Le Souffle des Premières Rencontres

Lola se baladait dans le jardin aujourd'hui il y avait du vent elle s'avance un peu plus profondément dans le jardin et c'est là que se fait leur première rencontre et le coup de foudre ne tarde pas à arriver.Cette amour entre une jument et une enfant est tout simplement extraordinaire.

7 min read

Le souffle des premières rencontres

Le vent, ce jour-là, avait décidé de jouer les entremetteurs. Il s’engouffrait dans les allées du grand jardin, faisant danser les feuilles mortes dans une valse éphémère, chuchotant des secrets aux branches dénudées. Lola, petite silhouette à peine esquissée dans ce tourbillon de nature, s’avançait, le regard perdu dans l’immensité verte.

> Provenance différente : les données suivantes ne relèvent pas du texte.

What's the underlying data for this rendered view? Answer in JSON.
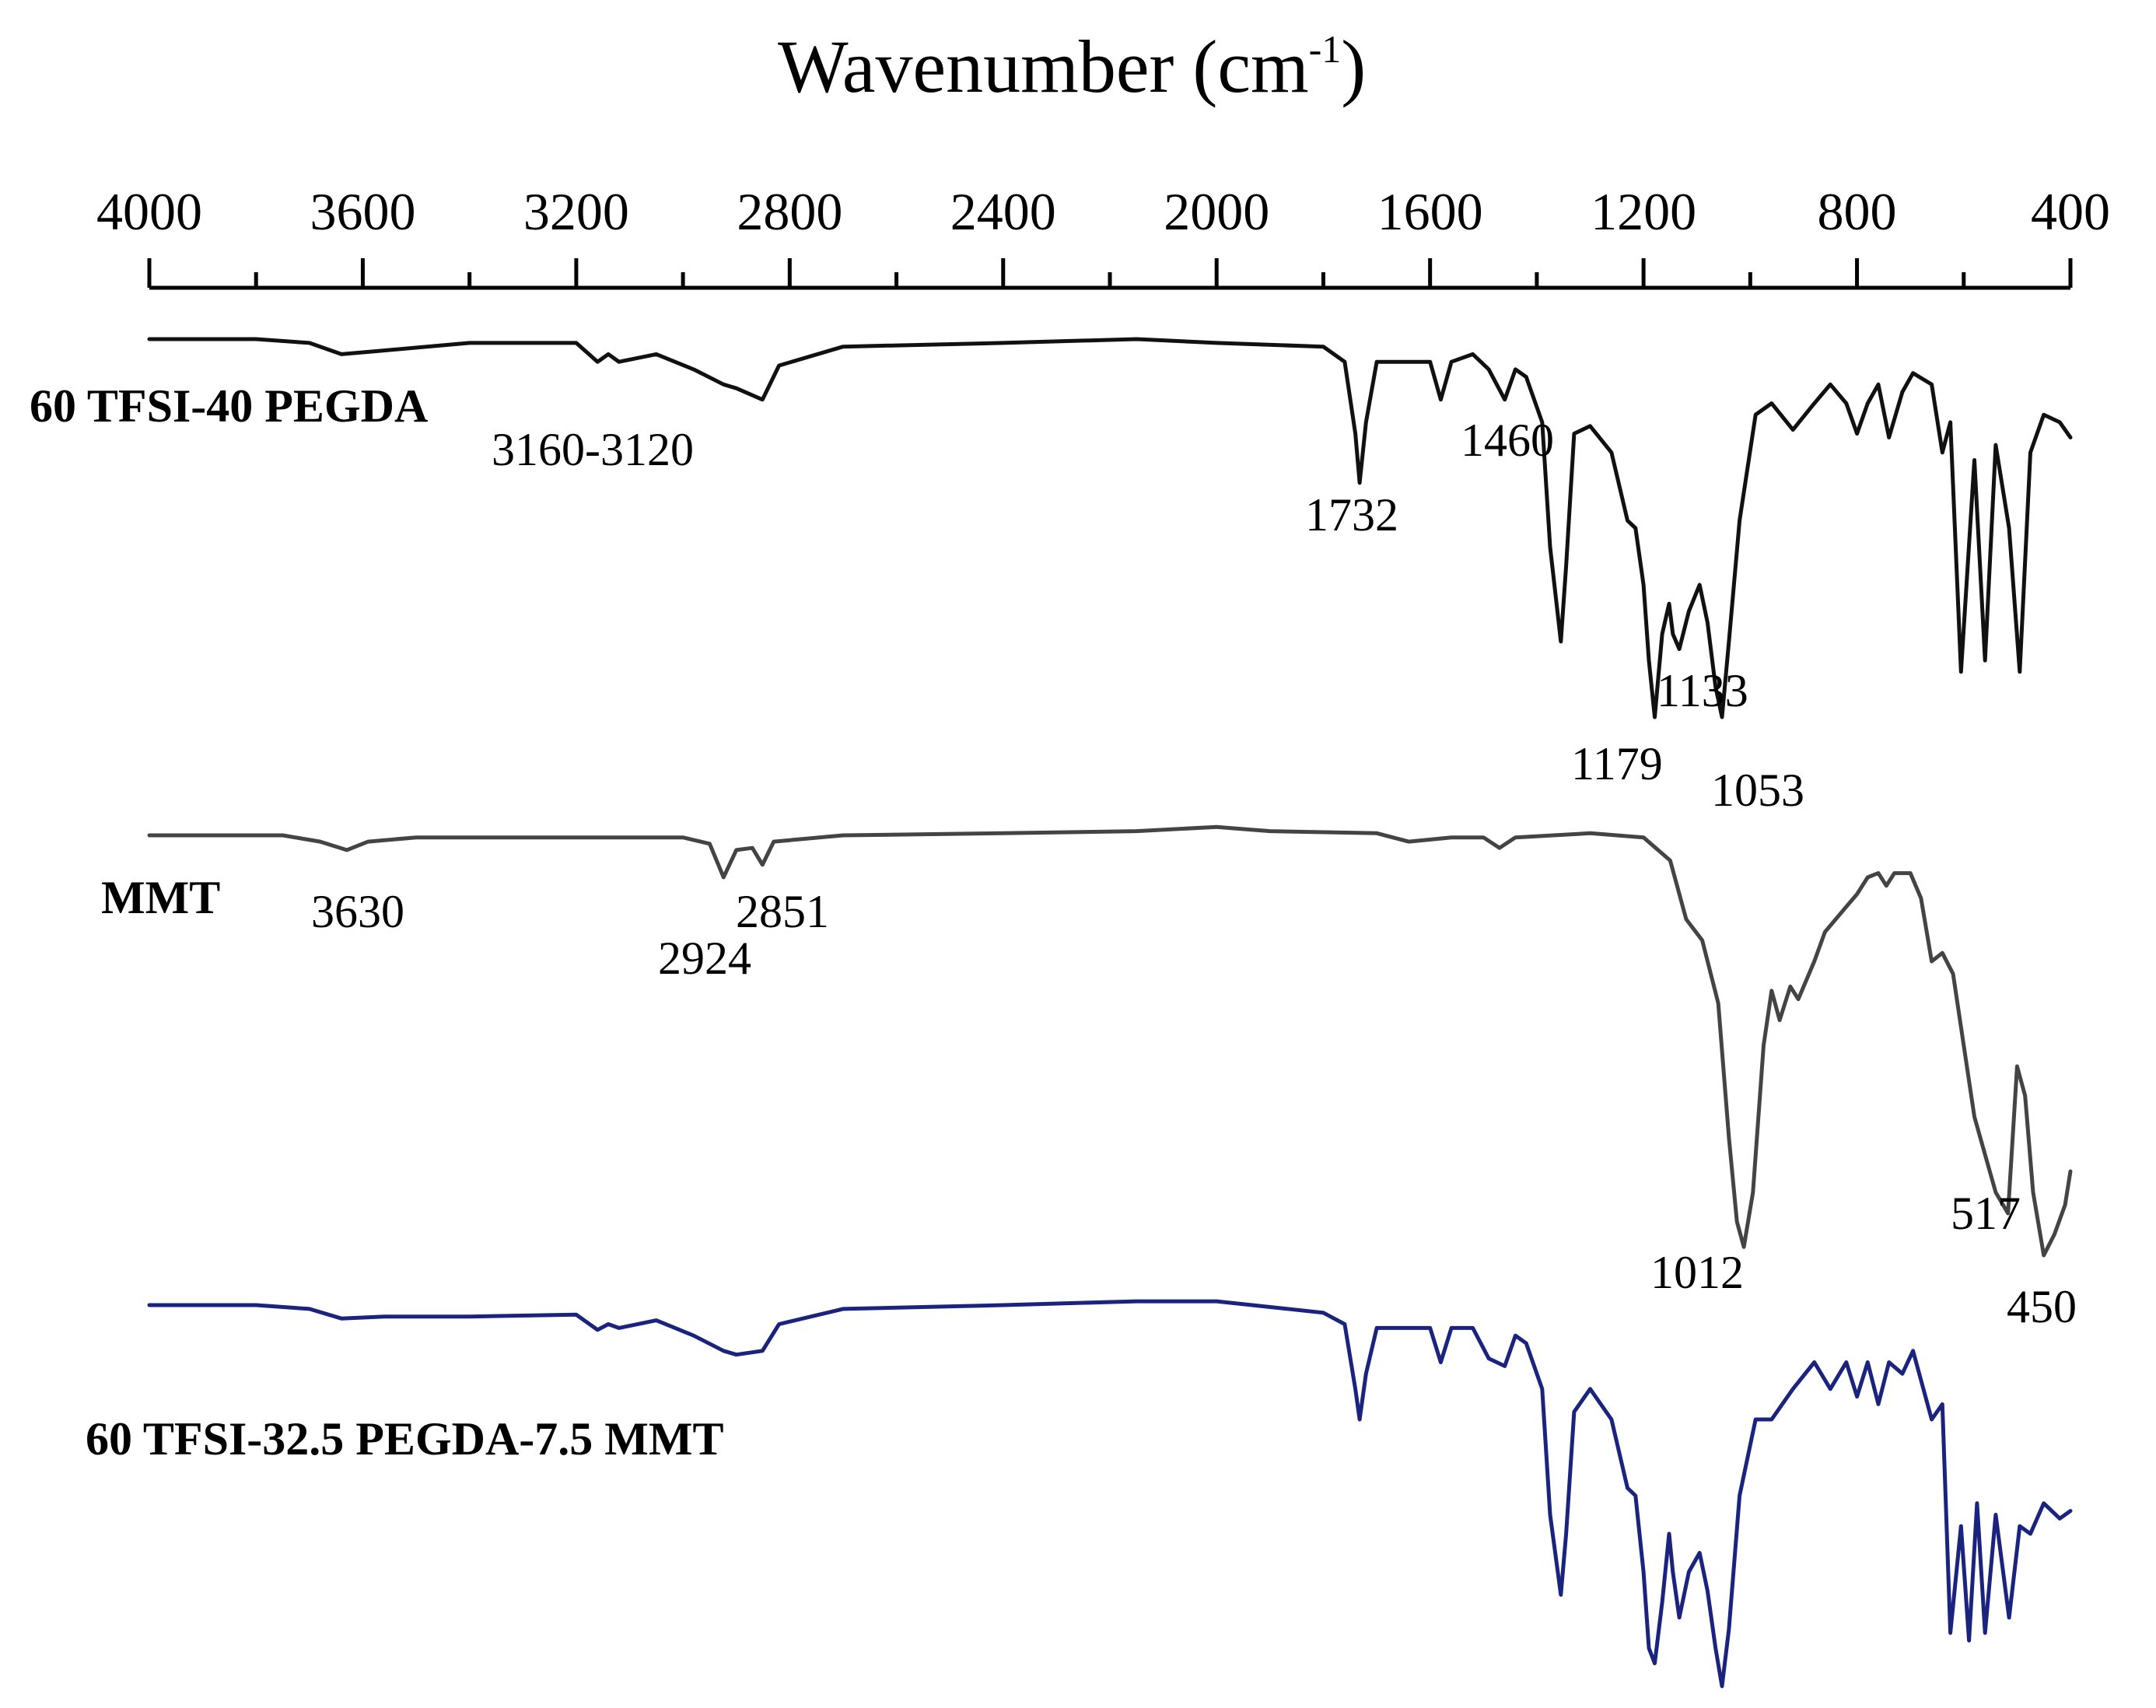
{
  "chart_data": {
    "type": "line",
    "xlabel": "Wavenumber (cm",
    "xlabel_sup": "-1",
    "xlabel_tail": ")",
    "xlim": [
      4000,
      400
    ],
    "x_reversed": true,
    "axis_position": "top",
    "xticks": [
      "4000",
      "3600",
      "3200",
      "2800",
      "2400",
      "2000",
      "1600",
      "1200",
      "800",
      "400"
    ],
    "xtick_values": [
      4000,
      3600,
      3200,
      2800,
      2400,
      2000,
      1600,
      1200,
      800,
      400
    ],
    "grid": false,
    "series": [
      {
        "name": "60 TFSI-40 PEGDA",
        "color": "#111111",
        "baseline": 0.0,
        "points": [
          [
            4000,
            0.0
          ],
          [
            3800,
            0.0
          ],
          [
            3700,
            0.01
          ],
          [
            3640,
            0.04
          ],
          [
            3560,
            0.03
          ],
          [
            3400,
            0.01
          ],
          [
            3200,
            0.01
          ],
          [
            3160,
            0.06
          ],
          [
            3140,
            0.04
          ],
          [
            3120,
            0.06
          ],
          [
            3050,
            0.04
          ],
          [
            2980,
            0.08
          ],
          [
            2924,
            0.12
          ],
          [
            2900,
            0.13
          ],
          [
            2851,
            0.16
          ],
          [
            2820,
            0.07
          ],
          [
            2700,
            0.02
          ],
          [
            2400,
            0.01
          ],
          [
            2150,
            0.0
          ],
          [
            2000,
            0.01
          ],
          [
            1800,
            0.02
          ],
          [
            1760,
            0.06
          ],
          [
            1740,
            0.25
          ],
          [
            1732,
            0.38
          ],
          [
            1720,
            0.22
          ],
          [
            1700,
            0.06
          ],
          [
            1640,
            0.06
          ],
          [
            1600,
            0.06
          ],
          [
            1580,
            0.16
          ],
          [
            1560,
            0.06
          ],
          [
            1520,
            0.04
          ],
          [
            1490,
            0.08
          ],
          [
            1460,
            0.16
          ],
          [
            1440,
            0.08
          ],
          [
            1420,
            0.1
          ],
          [
            1390,
            0.22
          ],
          [
            1375,
            0.55
          ],
          [
            1355,
            0.8
          ],
          [
            1345,
            0.6
          ],
          [
            1330,
            0.25
          ],
          [
            1300,
            0.23
          ],
          [
            1260,
            0.3
          ],
          [
            1230,
            0.48
          ],
          [
            1215,
            0.5
          ],
          [
            1200,
            0.65
          ],
          [
            1190,
            0.85
          ],
          [
            1179,
            1.0
          ],
          [
            1165,
            0.78
          ],
          [
            1152,
            0.7
          ],
          [
            1145,
            0.78
          ],
          [
            1133,
            0.82
          ],
          [
            1115,
            0.72
          ],
          [
            1095,
            0.65
          ],
          [
            1080,
            0.75
          ],
          [
            1065,
            0.92
          ],
          [
            1053,
            1.0
          ],
          [
            1040,
            0.8
          ],
          [
            1020,
            0.48
          ],
          [
            990,
            0.2
          ],
          [
            960,
            0.17
          ],
          [
            920,
            0.24
          ],
          [
            880,
            0.17
          ],
          [
            850,
            0.12
          ],
          [
            820,
            0.17
          ],
          [
            800,
            0.25
          ],
          [
            780,
            0.17
          ],
          [
            760,
            0.12
          ],
          [
            740,
            0.26
          ],
          [
            715,
            0.14
          ],
          [
            695,
            0.09
          ],
          [
            660,
            0.12
          ],
          [
            640,
            0.3
          ],
          [
            625,
            0.22
          ],
          [
            605,
            0.88
          ],
          [
            580,
            0.32
          ],
          [
            560,
            0.85
          ],
          [
            540,
            0.28
          ],
          [
            515,
            0.5
          ],
          [
            495,
            0.88
          ],
          [
            475,
            0.3
          ],
          [
            450,
            0.2
          ],
          [
            420,
            0.22
          ],
          [
            400,
            0.26
          ]
        ]
      },
      {
        "name": "MMT",
        "color": "#444444",
        "baseline": 0.0,
        "points": [
          [
            4000,
            0.0
          ],
          [
            3750,
            0.0
          ],
          [
            3680,
            0.015
          ],
          [
            3630,
            0.035
          ],
          [
            3590,
            0.015
          ],
          [
            3500,
            0.005
          ],
          [
            3200,
            0.005
          ],
          [
            3000,
            0.005
          ],
          [
            2950,
            0.02
          ],
          [
            2924,
            0.1
          ],
          [
            2900,
            0.035
          ],
          [
            2870,
            0.03
          ],
          [
            2851,
            0.07
          ],
          [
            2830,
            0.015
          ],
          [
            2700,
            0.0
          ],
          [
            2400,
            -0.005
          ],
          [
            2150,
            -0.01
          ],
          [
            2000,
            -0.02
          ],
          [
            1900,
            -0.01
          ],
          [
            1700,
            -0.005
          ],
          [
            1640,
            0.015
          ],
          [
            1560,
            0.005
          ],
          [
            1500,
            0.005
          ],
          [
            1470,
            0.03
          ],
          [
            1440,
            0.005
          ],
          [
            1300,
            -0.005
          ],
          [
            1200,
            0.005
          ],
          [
            1150,
            0.06
          ],
          [
            1120,
            0.2
          ],
          [
            1090,
            0.25
          ],
          [
            1060,
            0.4
          ],
          [
            1040,
            0.72
          ],
          [
            1025,
            0.92
          ],
          [
            1012,
            0.98
          ],
          [
            995,
            0.85
          ],
          [
            975,
            0.5
          ],
          [
            960,
            0.37
          ],
          [
            945,
            0.44
          ],
          [
            925,
            0.36
          ],
          [
            910,
            0.39
          ],
          [
            880,
            0.3
          ],
          [
            860,
            0.23
          ],
          [
            840,
            0.2
          ],
          [
            820,
            0.17
          ],
          [
            800,
            0.14
          ],
          [
            780,
            0.1
          ],
          [
            760,
            0.09
          ],
          [
            745,
            0.12
          ],
          [
            730,
            0.09
          ],
          [
            700,
            0.09
          ],
          [
            680,
            0.15
          ],
          [
            660,
            0.3
          ],
          [
            640,
            0.28
          ],
          [
            620,
            0.33
          ],
          [
            600,
            0.5
          ],
          [
            580,
            0.67
          ],
          [
            560,
            0.76
          ],
          [
            540,
            0.85
          ],
          [
            517,
            0.9
          ],
          [
            500,
            0.55
          ],
          [
            485,
            0.62
          ],
          [
            470,
            0.85
          ],
          [
            450,
            1.0
          ],
          [
            430,
            0.95
          ],
          [
            410,
            0.88
          ],
          [
            400,
            0.8
          ]
        ]
      },
      {
        "name": "60 TFSI-32.5 PEGDA-7.5 MMT",
        "color": "#1a237e",
        "baseline": 0.0,
        "points": [
          [
            4000,
            0.0
          ],
          [
            3800,
            0.0
          ],
          [
            3700,
            0.01
          ],
          [
            3640,
            0.035
          ],
          [
            3560,
            0.03
          ],
          [
            3400,
            0.03
          ],
          [
            3200,
            0.025
          ],
          [
            3160,
            0.065
          ],
          [
            3140,
            0.05
          ],
          [
            3120,
            0.06
          ],
          [
            3050,
            0.04
          ],
          [
            2980,
            0.08
          ],
          [
            2924,
            0.12
          ],
          [
            2900,
            0.13
          ],
          [
            2851,
            0.12
          ],
          [
            2820,
            0.05
          ],
          [
            2700,
            0.01
          ],
          [
            2400,
            0.0
          ],
          [
            2150,
            -0.01
          ],
          [
            2000,
            -0.01
          ],
          [
            1800,
            0.02
          ],
          [
            1760,
            0.05
          ],
          [
            1740,
            0.22
          ],
          [
            1732,
            0.3
          ],
          [
            1720,
            0.18
          ],
          [
            1700,
            0.06
          ],
          [
            1640,
            0.06
          ],
          [
            1600,
            0.06
          ],
          [
            1580,
            0.15
          ],
          [
            1560,
            0.06
          ],
          [
            1520,
            0.06
          ],
          [
            1490,
            0.14
          ],
          [
            1460,
            0.16
          ],
          [
            1440,
            0.08
          ],
          [
            1420,
            0.1
          ],
          [
            1390,
            0.22
          ],
          [
            1375,
            0.55
          ],
          [
            1355,
            0.76
          ],
          [
            1345,
            0.6
          ],
          [
            1330,
            0.28
          ],
          [
            1300,
            0.22
          ],
          [
            1260,
            0.3
          ],
          [
            1230,
            0.48
          ],
          [
            1215,
            0.5
          ],
          [
            1200,
            0.7
          ],
          [
            1190,
            0.9
          ],
          [
            1179,
            0.94
          ],
          [
            1165,
            0.78
          ],
          [
            1152,
            0.6
          ],
          [
            1145,
            0.7
          ],
          [
            1133,
            0.82
          ],
          [
            1115,
            0.7
          ],
          [
            1095,
            0.65
          ],
          [
            1080,
            0.75
          ],
          [
            1065,
            0.9
          ],
          [
            1053,
            1.0
          ],
          [
            1040,
            0.85
          ],
          [
            1020,
            0.5
          ],
          [
            990,
            0.3
          ],
          [
            960,
            0.3
          ],
          [
            920,
            0.22
          ],
          [
            880,
            0.15
          ],
          [
            850,
            0.22
          ],
          [
            820,
            0.15
          ],
          [
            800,
            0.24
          ],
          [
            780,
            0.15
          ],
          [
            760,
            0.26
          ],
          [
            740,
            0.15
          ],
          [
            715,
            0.18
          ],
          [
            695,
            0.12
          ],
          [
            660,
            0.3
          ],
          [
            640,
            0.26
          ],
          [
            625,
            0.86
          ],
          [
            605,
            0.58
          ],
          [
            590,
            0.88
          ],
          [
            575,
            0.52
          ],
          [
            560,
            0.86
          ],
          [
            540,
            0.55
          ],
          [
            515,
            0.82
          ],
          [
            495,
            0.58
          ],
          [
            475,
            0.6
          ],
          [
            450,
            0.52
          ],
          [
            420,
            0.56
          ],
          [
            400,
            0.54
          ]
        ]
      }
    ],
    "series_labels": [
      "60 TFSI-40 PEGDA",
      "MMT",
      "60 TFSI-32.5 PEGDA-7.5 MMT"
    ],
    "annotations": [
      {
        "series": 0,
        "text": "3160-3120",
        "x": 3160
      },
      {
        "series": 0,
        "text": "1460",
        "x": 1460
      },
      {
        "series": 0,
        "text": "1732",
        "x": 1732
      },
      {
        "series": 0,
        "text": "1133",
        "x": 1133
      },
      {
        "series": 0,
        "text": "1179",
        "x": 1179
      },
      {
        "series": 0,
        "text": "1053",
        "x": 1053
      },
      {
        "series": 1,
        "text": "3630",
        "x": 3630
      },
      {
        "series": 1,
        "text": "2851",
        "x": 2851
      },
      {
        "series": 1,
        "text": "2924",
        "x": 2924
      },
      {
        "series": 1,
        "text": "1012",
        "x": 1012
      },
      {
        "series": 1,
        "text": "517",
        "x": 517
      },
      {
        "series": 1,
        "text": "450",
        "x": 450
      }
    ]
  }
}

Elle aimait ces moments, ces instants où le monde semblait se faire plus lointain, plus doux, où seul le murmure du vent venait troubler le silence. Ses petits pieds, chaussés de bottines usées, effleuraient l’herbe encore humide de rosée, traçant un chemin incertain au cœur de ce domaine familier et pourtant toujours nouveau.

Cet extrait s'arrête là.